2 Korintiërs
5:1 Want wij weten dat als ons aardse huis van deze tabernakel zou worden ontbonden,
we hebben een gebouw van God, een huis niet met handen gemaakt, eeuwig in de
hemelen.
5:2 Want hierin zuchten wij, vurig verlangend om bekleed te worden met onze
huis dat uit de hemel komt:
5:3 Indien wij gekleed zijn, zullen wij niet naakt gevonden worden.
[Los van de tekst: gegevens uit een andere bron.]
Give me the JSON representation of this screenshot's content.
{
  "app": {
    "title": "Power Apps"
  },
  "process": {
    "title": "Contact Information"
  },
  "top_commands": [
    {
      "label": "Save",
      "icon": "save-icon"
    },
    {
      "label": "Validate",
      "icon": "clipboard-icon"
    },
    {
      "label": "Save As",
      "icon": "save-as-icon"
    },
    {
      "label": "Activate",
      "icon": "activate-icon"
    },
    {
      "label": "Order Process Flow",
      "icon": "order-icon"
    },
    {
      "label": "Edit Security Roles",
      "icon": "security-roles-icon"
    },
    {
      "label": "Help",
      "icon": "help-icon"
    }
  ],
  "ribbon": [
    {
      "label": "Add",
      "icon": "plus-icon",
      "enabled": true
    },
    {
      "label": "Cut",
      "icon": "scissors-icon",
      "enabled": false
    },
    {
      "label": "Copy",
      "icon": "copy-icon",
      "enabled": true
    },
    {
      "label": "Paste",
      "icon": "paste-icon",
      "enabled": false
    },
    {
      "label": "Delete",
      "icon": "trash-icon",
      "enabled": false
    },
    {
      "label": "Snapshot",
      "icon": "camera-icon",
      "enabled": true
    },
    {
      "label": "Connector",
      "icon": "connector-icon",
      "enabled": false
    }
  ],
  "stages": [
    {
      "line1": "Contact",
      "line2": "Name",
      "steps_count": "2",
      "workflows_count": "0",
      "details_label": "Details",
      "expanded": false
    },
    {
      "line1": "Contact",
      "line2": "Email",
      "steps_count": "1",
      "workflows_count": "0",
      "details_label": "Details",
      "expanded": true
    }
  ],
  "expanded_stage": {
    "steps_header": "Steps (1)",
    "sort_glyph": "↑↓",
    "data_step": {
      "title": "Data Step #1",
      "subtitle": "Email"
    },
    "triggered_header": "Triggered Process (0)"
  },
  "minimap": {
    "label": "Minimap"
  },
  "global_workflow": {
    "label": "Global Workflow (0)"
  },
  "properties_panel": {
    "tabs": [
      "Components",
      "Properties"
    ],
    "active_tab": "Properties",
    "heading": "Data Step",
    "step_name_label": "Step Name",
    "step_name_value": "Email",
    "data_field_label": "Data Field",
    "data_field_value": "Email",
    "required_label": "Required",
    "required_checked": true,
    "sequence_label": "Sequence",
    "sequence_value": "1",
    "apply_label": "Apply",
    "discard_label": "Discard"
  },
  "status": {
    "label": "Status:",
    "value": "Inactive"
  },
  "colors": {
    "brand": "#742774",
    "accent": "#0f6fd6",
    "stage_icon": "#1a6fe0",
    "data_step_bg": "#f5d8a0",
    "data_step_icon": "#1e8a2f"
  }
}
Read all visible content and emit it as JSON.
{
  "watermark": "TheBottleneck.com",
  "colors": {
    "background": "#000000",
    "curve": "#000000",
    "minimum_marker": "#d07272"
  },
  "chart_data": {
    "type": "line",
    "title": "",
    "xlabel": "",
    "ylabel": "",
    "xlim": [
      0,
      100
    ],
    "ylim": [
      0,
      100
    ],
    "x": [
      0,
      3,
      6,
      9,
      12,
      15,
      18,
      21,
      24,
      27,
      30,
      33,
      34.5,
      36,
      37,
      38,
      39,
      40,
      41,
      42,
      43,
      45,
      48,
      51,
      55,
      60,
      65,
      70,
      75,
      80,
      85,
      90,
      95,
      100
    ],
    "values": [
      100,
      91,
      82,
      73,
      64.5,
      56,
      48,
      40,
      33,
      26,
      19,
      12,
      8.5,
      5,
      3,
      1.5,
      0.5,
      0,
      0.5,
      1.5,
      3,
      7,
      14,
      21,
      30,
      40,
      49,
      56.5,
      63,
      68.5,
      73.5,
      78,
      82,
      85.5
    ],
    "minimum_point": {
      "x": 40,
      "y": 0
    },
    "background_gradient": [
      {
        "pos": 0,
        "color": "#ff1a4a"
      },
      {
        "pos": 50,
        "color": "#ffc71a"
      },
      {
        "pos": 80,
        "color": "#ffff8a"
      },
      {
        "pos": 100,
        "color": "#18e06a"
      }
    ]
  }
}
5:4 Want wij, die in deze tabernakel zijn, zuchten, gebukt onder last: niet voor
dat we ongekleed zouden zijn, maar gekleed, dat sterfelijkheid zou zijn
verslonden van het leven.
5:5 Hij nu, die ons om dezelfde zaak heeft gewrocht, is Aloha, die ook heeft
ons het onderpand van de Geest gegeven.
5:6 Daarom zijn wij altijd vol vertrouwen, dat wetende, zolang wij thuis zijn
in het lichaam zijn we afwezig van de Heer:
5:7 (Want wij wandelen door geloof, niet door aanschouwen:)
5:8 Wij zijn zelfverzekerd, zeg ik, en liever afwezig van het lichaam,
en aanwezig zijn bij de Heer.
5:9 Daarom werken wij, opdat wij, hetzij aanwezig of afwezig, aanvaard zullen worden
van hem.
5:10 Want wij moeten allen verschijnen voor de rechterstoel van Christus; dat elke
men kan de dingen ontvangen die in zijn lichaam zijn gedaan, in overeenstemming met wat hij heeft gedaan
gedaan, of het nu goed of slecht is.
5:11 Omdat wij de verschrikking des Heren kennen, overtuigen wij mensen; maar wij zijn
geopenbaard aan God; en ik vertrouw erop dat ook in uw gemanifesteerd worden
gewetens.
5:12 Want wij bevelen onszelf niet opnieuw bij u aan, maar geven u er de gelegenheid toe
eer namens ons, opdat u iets te beantwoorden hebt
glorie in uiterlijk, en niet in het hart.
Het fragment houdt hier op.